Climate: temperatures were 8 degrees lower than today, and summer temperatures were 10-15 degrees, because there were no trees and the grassy plains were windswept and breezy. To keep out the cold, people made clothes from animal skins and made fires. They did this with stones called flint. The fire kept them warm, protected them from wild animals and they could cook their food.

Residences: They lived in caves, rock shelters, under overhangs and in simple dwellings made of branches and bones, which were covered with peat, bark or animal skins.

Food: Hunting and gathering. The latter means foraging for edible leaves, roots, fruits, seeds, nuts and mushrooms, but also for shellfish, snails and eggs. They used sticks for this task. Hunters mainly hunted reindeer, bison, horses, rabbits, squirrels and fish. They used stone weapons for hunting.

Cooking: The food was cooked over a fire or on broken stones and in a pit filled with coal. They did not use pots yet.

Tools are made of stone - flint. They use bones, stones and horns to make several flakes from one piece of flint. The flakes are then shaped into all kinds of tools and weapons - knives, axes, spearheads, scrapers, scratchers... Tools were also made from animal bones, tusks and wood - hooks, spearheads, spoons, needles, etc.
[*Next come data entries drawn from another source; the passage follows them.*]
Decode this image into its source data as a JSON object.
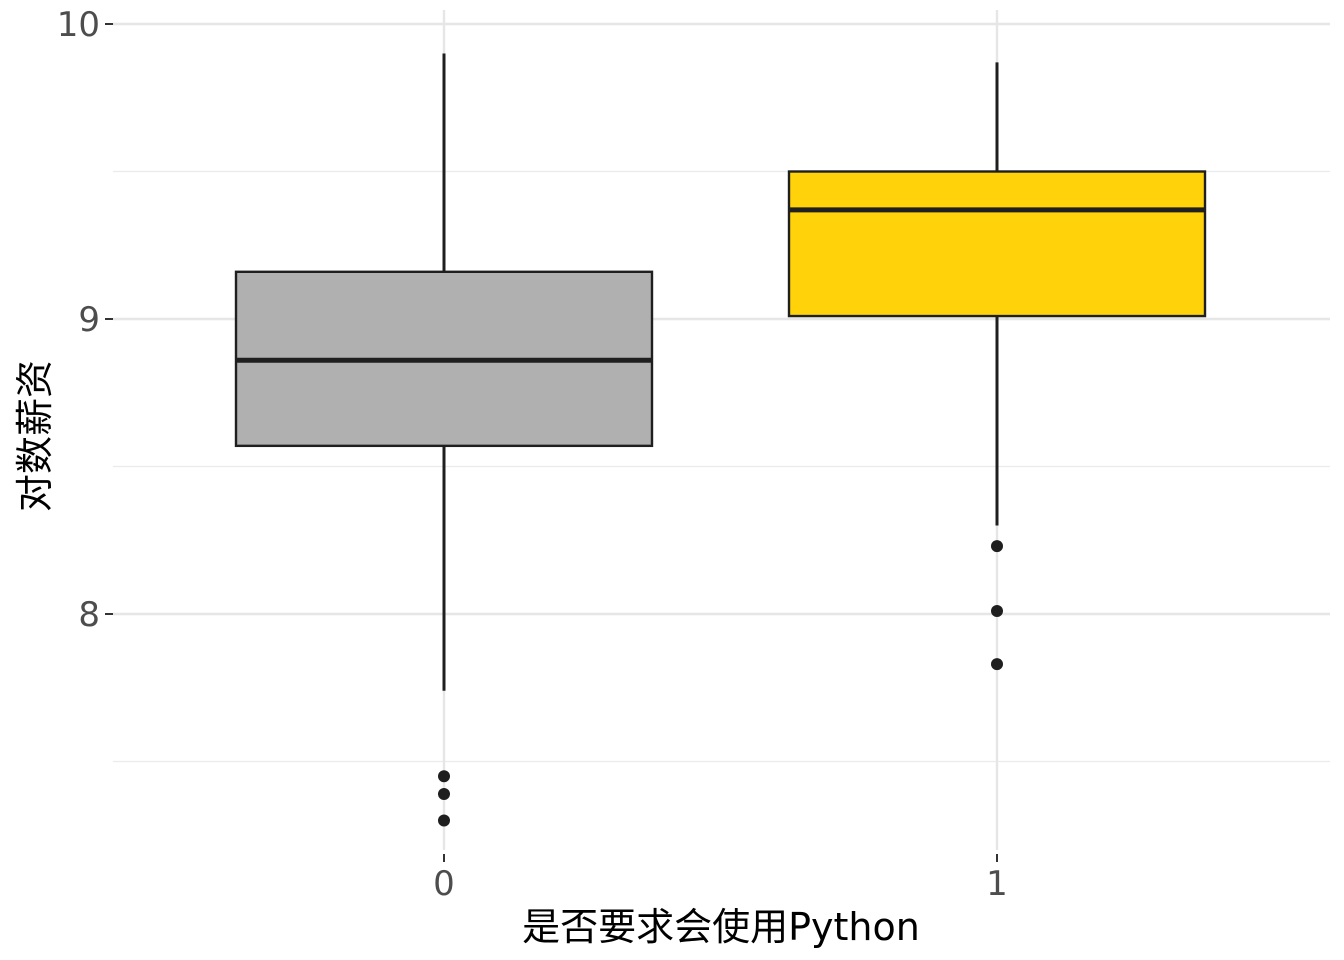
{
  "chart_data": {
    "type": "boxplot",
    "title": "",
    "xlabel": "是否要求会使用Python",
    "ylabel": "对数薪资",
    "categories": [
      "0",
      "1"
    ],
    "ylim": [
      7.7,
      10
    ],
    "yticks": [
      8,
      9,
      10
    ],
    "yticks_minor": [
      7.5,
      8.5,
      9.5
    ],
    "ytick_labels": [
      "8",
      "9",
      "10"
    ],
    "grid": true,
    "legend": "none",
    "boxes": [
      {
        "category": "0",
        "fill": "#b0b0b0",
        "whisker_low": 7.74,
        "q1": 8.57,
        "median": 8.86,
        "q3": 9.16,
        "whisker_high": 9.9,
        "outliers": [
          7.45,
          7.39,
          7.3
        ]
      },
      {
        "category": "1",
        "fill": "#ffd20a",
        "whisker_low": 8.3,
        "q1": 9.01,
        "median": 9.37,
        "q3": 9.5,
        "whisker_high": 9.87,
        "outliers": [
          8.23,
          8.01,
          7.83
        ]
      }
    ]
  }
}
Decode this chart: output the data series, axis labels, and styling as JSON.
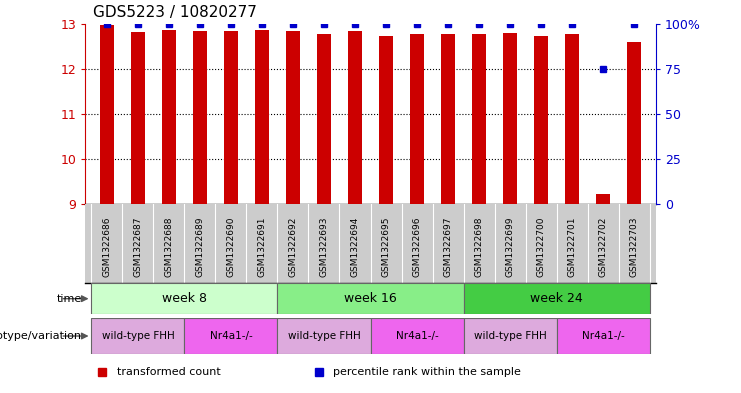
{
  "title": "GDS5223 / 10820277",
  "samples": [
    "GSM1322686",
    "GSM1322687",
    "GSM1322688",
    "GSM1322689",
    "GSM1322690",
    "GSM1322691",
    "GSM1322692",
    "GSM1322693",
    "GSM1322694",
    "GSM1322695",
    "GSM1322696",
    "GSM1322697",
    "GSM1322698",
    "GSM1322699",
    "GSM1322700",
    "GSM1322701",
    "GSM1322702",
    "GSM1322703"
  ],
  "transformed_count": [
    12.97,
    12.82,
    12.85,
    12.83,
    12.84,
    12.85,
    12.83,
    12.78,
    12.84,
    12.72,
    12.76,
    12.78,
    12.78,
    12.8,
    12.72,
    12.76,
    9.22,
    12.6
  ],
  "percentile_rank": [
    100,
    100,
    100,
    100,
    100,
    100,
    100,
    100,
    100,
    100,
    100,
    100,
    100,
    100,
    100,
    100,
    75,
    100
  ],
  "ylim_left": [
    9,
    13
  ],
  "ylim_right": [
    0,
    100
  ],
  "yticks_left": [
    9,
    10,
    11,
    12,
    13
  ],
  "yticks_right": [
    0,
    25,
    50,
    75,
    100
  ],
  "ytick_labels_right": [
    "0",
    "25",
    "50",
    "75",
    "100%"
  ],
  "bar_color": "#cc0000",
  "dot_color": "#0000cc",
  "bar_width": 0.45,
  "time_groups": [
    {
      "label": "week 8",
      "start": 0,
      "end": 5,
      "color": "#ccffcc"
    },
    {
      "label": "week 16",
      "start": 6,
      "end": 11,
      "color": "#88ee88"
    },
    {
      "label": "week 24",
      "start": 12,
      "end": 17,
      "color": "#44cc44"
    }
  ],
  "genotype_groups": [
    {
      "label": "wild-type FHH",
      "start": 0,
      "end": 2,
      "color": "#ddaadd"
    },
    {
      "label": "Nr4a1-/-",
      "start": 3,
      "end": 5,
      "color": "#ee66ee"
    },
    {
      "label": "wild-type FHH",
      "start": 6,
      "end": 8,
      "color": "#ddaadd"
    },
    {
      "label": "Nr4a1-/-",
      "start": 9,
      "end": 11,
      "color": "#ee66ee"
    },
    {
      "label": "wild-type FHH",
      "start": 12,
      "end": 14,
      "color": "#ddaadd"
    },
    {
      "label": "Nr4a1-/-",
      "start": 15,
      "end": 17,
      "color": "#ee66ee"
    }
  ],
  "legend_items": [
    {
      "label": "transformed count",
      "color": "#cc0000"
    },
    {
      "label": "percentile rank within the sample",
      "color": "#0000cc"
    }
  ],
  "sample_label_bg": "#cccccc",
  "background_color": "#ffffff",
  "time_label": "time",
  "genotype_label": "genotype/variation"
}
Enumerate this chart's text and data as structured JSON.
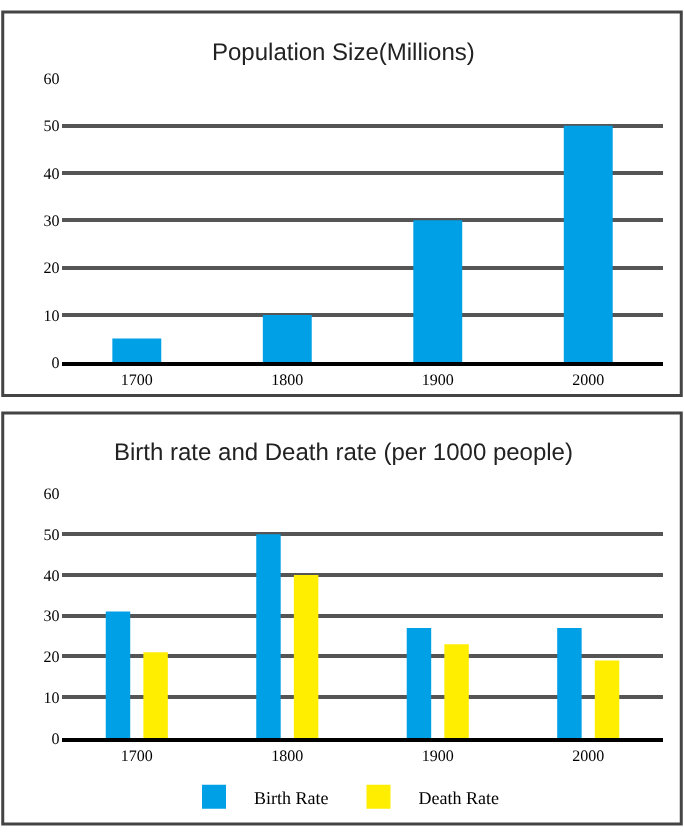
{
  "chart_data": [
    {
      "type": "bar",
      "title": "Population Size(Millions)",
      "categories": [
        "1700",
        "1800",
        "1900",
        "2000"
      ],
      "values": [
        5,
        10,
        30,
        50
      ],
      "color": "#00a0e6",
      "ylim": [
        0,
        60
      ],
      "yticks": [
        0,
        10,
        20,
        30,
        40,
        50,
        60
      ],
      "grid": "y",
      "legend": false
    },
    {
      "type": "bar",
      "title": "Birth rate and Death rate (per 1000 people)",
      "categories": [
        "1700",
        "1800",
        "1900",
        "2000"
      ],
      "series": [
        {
          "name": "Birth Rate",
          "color": "#00a0e6",
          "values": [
            31,
            50,
            27,
            27
          ]
        },
        {
          "name": "Death Rate",
          "color": "#ffee00",
          "values": [
            21,
            40,
            23,
            19
          ]
        }
      ],
      "ylim": [
        0,
        60
      ],
      "yticks": [
        0,
        10,
        20,
        30,
        40,
        50,
        60
      ],
      "grid": "y",
      "legend": "bottom"
    }
  ]
}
Hunting was very dangerous and they hunted in groups. One popular method of group hunting was pursuit. The hunters drived the animal into an ambush - a valley with a dead end, a swamp, an abyss - by shouting and waving their arms. Another method was to dig pits, which were covered with twigs and grass. The animal fell into the trap. Hunters used spears with bone or stone points to kill the animals.
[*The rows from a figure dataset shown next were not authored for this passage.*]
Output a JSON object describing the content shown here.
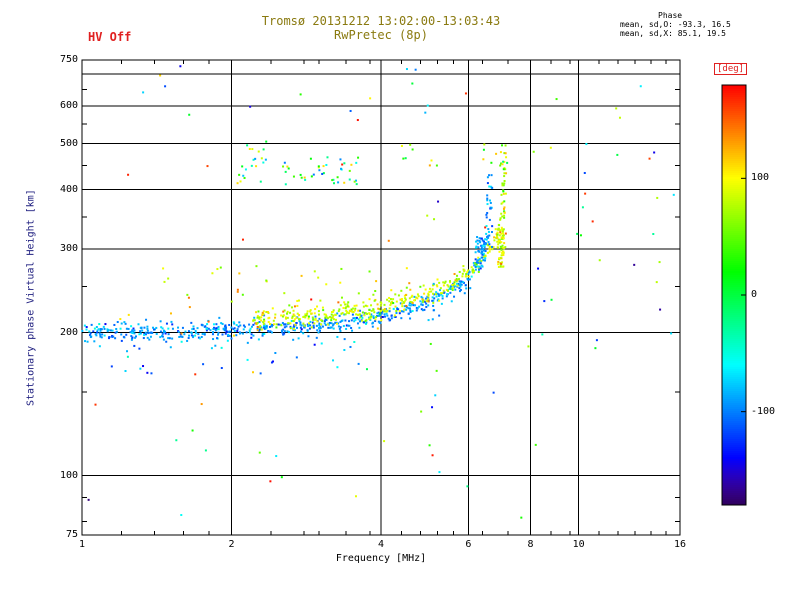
{
  "title": {
    "line1": "Tromsø 20131212 13:02:00-13:03:43",
    "line2": "RwPretec (8p)"
  },
  "hv_status": "HV Off",
  "phase_stats": {
    "header": "Phase",
    "line_o": "mean, sd,O: -93.3, 16.5",
    "line_x": "mean, sd,X:  85.1, 19.5"
  },
  "axes": {
    "x_label": "Frequency [MHz]",
    "y_label": "Stationary phase Virtual Height [km]",
    "x_scale": "log2",
    "y_scale": "log10",
    "x_range": [
      1,
      16
    ],
    "y_range": [
      75,
      750
    ],
    "x_ticks": [
      1,
      2,
      4,
      6,
      8,
      10,
      16
    ],
    "x_grid": [
      2,
      4,
      6,
      8,
      10
    ],
    "x_minor": [
      1.2,
      1.4,
      1.6,
      1.8,
      2.4,
      2.8,
      3,
      3.4,
      3.8,
      4.4,
      4.8,
      5.2,
      5.6,
      6.4,
      7.2,
      8.8,
      9.6,
      11,
      12,
      13,
      14,
      15
    ],
    "y_ticks": [
      750,
      600,
      500,
      400,
      300,
      200,
      100,
      75
    ],
    "y_grid": [
      100,
      200,
      300,
      400,
      500,
      600,
      700
    ],
    "y_minor": [
      80,
      90,
      150,
      250,
      350,
      450,
      550,
      650
    ]
  },
  "colorbar": {
    "label": "[deg]",
    "ticks": [
      100,
      0,
      -100
    ],
    "range": [
      -180,
      180
    ]
  },
  "colors": {
    "title": "#8a7a10",
    "hv": "#e02020",
    "ylabel": "#202080",
    "deg": "#e02020",
    "axis": "#000000",
    "background": "#ffffff"
  },
  "chart_data": {
    "type": "scatter",
    "title": "Tromsø 20131212 13:02:00-13:03:43 / RwPretec (8p)",
    "xlabel": "Frequency [MHz]",
    "ylabel": "Stationary phase Virtual Height [km]",
    "xlim": [
      1,
      16
    ],
    "ylim": [
      75,
      750
    ],
    "color_variable": "phase [deg]",
    "color_range": [
      -180,
      180
    ],
    "seed": 20131212,
    "clusters": [
      {
        "name": "O-trace",
        "type": "band",
        "curve": [
          [
            1.0,
            200
          ],
          [
            1.5,
            201
          ],
          [
            2.0,
            202
          ],
          [
            2.5,
            204
          ],
          [
            3.0,
            207
          ],
          [
            3.5,
            211
          ],
          [
            4.0,
            217
          ],
          [
            4.5,
            224
          ],
          [
            5.0,
            232
          ],
          [
            5.3,
            238
          ],
          [
            5.6,
            246
          ],
          [
            5.9,
            256
          ],
          [
            6.1,
            266
          ],
          [
            6.3,
            280
          ],
          [
            6.45,
            298
          ],
          [
            6.55,
            320
          ],
          [
            6.62,
            350
          ],
          [
            6.67,
            385
          ],
          [
            6.7,
            418
          ]
        ],
        "n": 620,
        "h_sigma": 5,
        "phase": {
          "mean": -93.3,
          "sd": 16.5
        }
      },
      {
        "name": "X-trace",
        "type": "band",
        "curve": [
          [
            2.2,
            213
          ],
          [
            2.8,
            216
          ],
          [
            3.4,
            220
          ],
          [
            4.0,
            226
          ],
          [
            4.5,
            233
          ],
          [
            5.0,
            242
          ],
          [
            5.4,
            251
          ],
          [
            5.8,
            262
          ],
          [
            6.1,
            272
          ],
          [
            6.4,
            285
          ],
          [
            6.6,
            298
          ],
          [
            6.8,
            315
          ],
          [
            6.95,
            340
          ],
          [
            7.05,
            375
          ],
          [
            7.1,
            412
          ]
        ],
        "n": 380,
        "h_sigma": 6,
        "phase": {
          "mean": 85.1,
          "sd": 19.5
        }
      },
      {
        "name": "O-cusp",
        "type": "box",
        "f": [
          6.2,
          6.5
        ],
        "h": [
          270,
          318
        ],
        "n": 50,
        "phase": {
          "mean": -93.3,
          "sd": 18
        }
      },
      {
        "name": "O-asymptote",
        "type": "box",
        "f": [
          6.5,
          6.72
        ],
        "h": [
          300,
          430
        ],
        "n": 30,
        "phase": {
          "mean": -93.3,
          "sd": 20
        }
      },
      {
        "name": "X-cusp",
        "type": "box",
        "f": [
          6.85,
          7.08
        ],
        "h": [
          275,
          332
        ],
        "n": 60,
        "phase": {
          "mean": 85.1,
          "sd": 18
        }
      },
      {
        "name": "X-asymptote",
        "type": "box",
        "f": [
          6.95,
          7.15
        ],
        "h": [
          300,
          505
        ],
        "n": 45,
        "phase": {
          "mean": 85.1,
          "sd": 25
        }
      },
      {
        "name": "second-hop",
        "type": "box",
        "f": [
          2.05,
          3.6
        ],
        "h": [
          408,
          468
        ],
        "n": 55,
        "phase": {
          "uniform": [
            -120,
            120
          ]
        }
      },
      {
        "name": "high-strays-left",
        "type": "box",
        "f": [
          2.1,
          2.5
        ],
        "h": [
          475,
          505
        ],
        "n": 6,
        "phase": {
          "uniform": [
            -60,
            120
          ]
        }
      },
      {
        "name": "high-strays-mid",
        "type": "box",
        "f": [
          4.3,
          4.8
        ],
        "h": [
          465,
          500
        ],
        "n": 5,
        "phase": {
          "uniform": [
            -120,
            120
          ]
        }
      },
      {
        "name": "high-strays-cusp",
        "type": "box",
        "f": [
          6.1,
          7.2
        ],
        "h": [
          430,
          500
        ],
        "n": 10,
        "phase": {
          "uniform": [
            -30,
            120
          ]
        }
      },
      {
        "name": "above-band",
        "type": "box",
        "f": [
          1.4,
          4.6
        ],
        "h": [
          226,
          278
        ],
        "n": 40,
        "phase": {
          "uniform": [
            40,
            150
          ]
        }
      },
      {
        "name": "warm-outliers",
        "type": "box",
        "f": [
          1.2,
          7.0
        ],
        "h": [
          200,
          460
        ],
        "n": 10,
        "phase": {
          "uniform": [
            130,
            180
          ]
        }
      },
      {
        "name": "in-band-warm",
        "type": "box",
        "f": [
          1.1,
          4.0
        ],
        "h": [
          195,
          220
        ],
        "n": 8,
        "phase": {
          "uniform": [
            60,
            170
          ]
        }
      },
      {
        "name": "below-band",
        "type": "box",
        "f": [
          1.0,
          4.2
        ],
        "h": [
          160,
          196
        ],
        "n": 30,
        "phase": {
          "mean": -95,
          "sd": 35
        }
      },
      {
        "name": "low-scatter",
        "type": "box",
        "f": [
          1.0,
          11
        ],
        "h": [
          80,
          170
        ],
        "n": 22,
        "phase": {
          "uniform": [
            -180,
            180
          ]
        }
      },
      {
        "name": "top-scatter",
        "type": "box",
        "f": [
          1.0,
          16
        ],
        "h": [
          560,
          730
        ],
        "n": 20,
        "phase": {
          "uniform": [
            -180,
            180
          ]
        }
      },
      {
        "name": "right-scatter",
        "type": "box",
        "f": [
          7.5,
          16
        ],
        "h": [
          180,
          520
        ],
        "n": 28,
        "phase": {
          "uniform": [
            -180,
            180
          ]
        }
      },
      {
        "name": "column-5mhz",
        "type": "box",
        "f": [
          4.95,
          5.25
        ],
        "h": [
          95,
          520
        ],
        "n": 16,
        "phase": {
          "uniform": [
            -180,
            180
          ]
        }
      }
    ]
  }
}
Art: Bone flutes made from bear, deer and bird bones have been found, testifying to the knowledge of music among people during the Ice Age. The oldest bone flute in Europe was found in the Divje Baba cave in Slovenia. Wall paintings in caves in France and Spain, dating from 10,000 to 35,000 years ago, depict mainly animals: cattle, deer, bears, rhinos and mammoths. Most of the painted mammoths are to be seen in the Rouffignac Cave, also known as the Cave of the 100 Mammoths. Depictions of humans are rare, but handprints are often found. The colours come from minerals mixed with water. The usual colours are black, brown, red and yellow. They drew with animal hair and their fingers.

Mammoth: Giants of the Ice Age. The woolly mammoth is a relative of today's Asian elephant. During the Ice Age, it roamed the grassy plains of Europe, northern Asia and North America. They were between 2.7 and 3.5 metres tall and could weigh up to 6 or 7 tonnes. They had 50-80 cm long reddish-brown hair. Special glands lubricated the hair, which further protected the animal from the cold. The trunk is actually just a long nose, like an elephant's trunk. But unlike our nose, the mammoth could use it to eat, drink, greet and carry things. Mammoth tusks are actually long teeth, like elephant tusks. They grew throughout the mammoth's life, curving and twisting, and could reach the length of 3 metres. The tusks were useful for eating, scraping bark, digging up plants and shovelling snow, and they were also useful for stabbing enemies. Mammoths were vegetarians. They mostly ate grass, but sometimes also leaves, bark and branches. Together, they ate between 135 and 180 kg of food a day. Humans hunted mammoths for food, and used the bones and tusks to build dwellings, tools and ornaments. Mammoths became extinct between 10,000 and 12,000 years ago. Why? No one knows for sure. One theory blames climate change. As the world warmed up again after the last ice age, the landscape and vegetation changed. Grasslands turned into forests and swamps that were less suitable for the giants of the Ice Age. Another theory is that they were wiped out by ice-age hunters, which is unlikely. The answer is most likely a combination of both theories.